Już teraz nasza gospodarka za bardzo uzależniona jest od węgla. Najlepszym przykładem są przewidywane podwyżki cen hurtowych prądu. Jednym z jej głównych powodów, na który polski rząd nie ma praktycznie żadnego wpływu, jest właśnie cena węgla na światowych rynkach. Ta, licząc rok do roku, poszybowała 11 proc. w górę i przekroczyła barierę 100 dolarów za tonę.

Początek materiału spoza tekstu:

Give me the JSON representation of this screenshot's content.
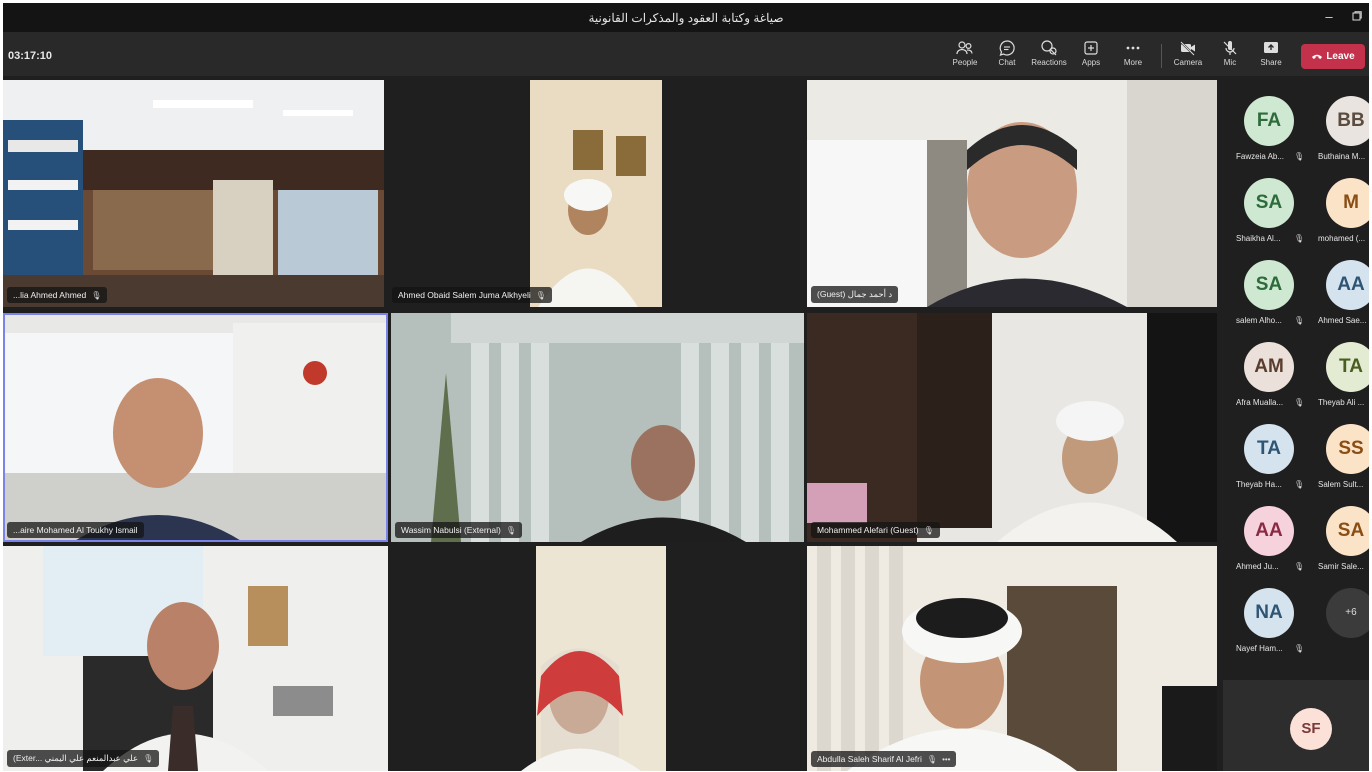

Wydawać się mogło, że jedynym rozsądnym wyjściem z sytuacji jest poszukiwanie alternatywnych źródeł i systematyczne odchodzenie od węgla. By ceny „czarnego diamentu” aż tak nie mogły determinować zjawisk gospodarczych w naszym kraju. Ale budowa nowej elektrowni węglowej temu zaprzecza. Rząd chce jeszcze bardziej iść w węgiel.
To może być dopiero początek podwyżek węgla. Dla ratowania Ziemi.
Ceny węgla na przestrzeni następnych 10 i więcej lat mogą stale rosnąć. Nie dlatego, że nagle pogorszą się warunki wydobycia. Bardziej z tego powodu, że ludzie, żeby ratować własną planetę, będą musieli od węgla się odwrócić. Naukowcy są zgodni: do 2030 r. musimy ograniczyć emisję CO2 o około 45 proc. z porównaniu z 2010 r. W 2050 r. ludzie do atmosfery powinni wydalać tyle samo dwutlenku węgla, ile go wychwytywać.
Także w ciągu najbliższych 12 lat powinniśmy obniżyć zużycie węgla. I to sporo, bo o 60 proc. A skoro na rynku ma być go mniej, to prawidła ekonomii jasno wskazują, że jest bardzo prawdopodobne, że będzie droższy niż teraz - jak jest go jeszcze sporo.
Ale Polska dumne chce iść z workiem węgla na plecach.
Jakby w opozycji tych światowych ustaleń stoi Polska. Na świecie udział węgla ma być w następnych latach mniejszy, ale u nas odwrotnie - będzie go więcej.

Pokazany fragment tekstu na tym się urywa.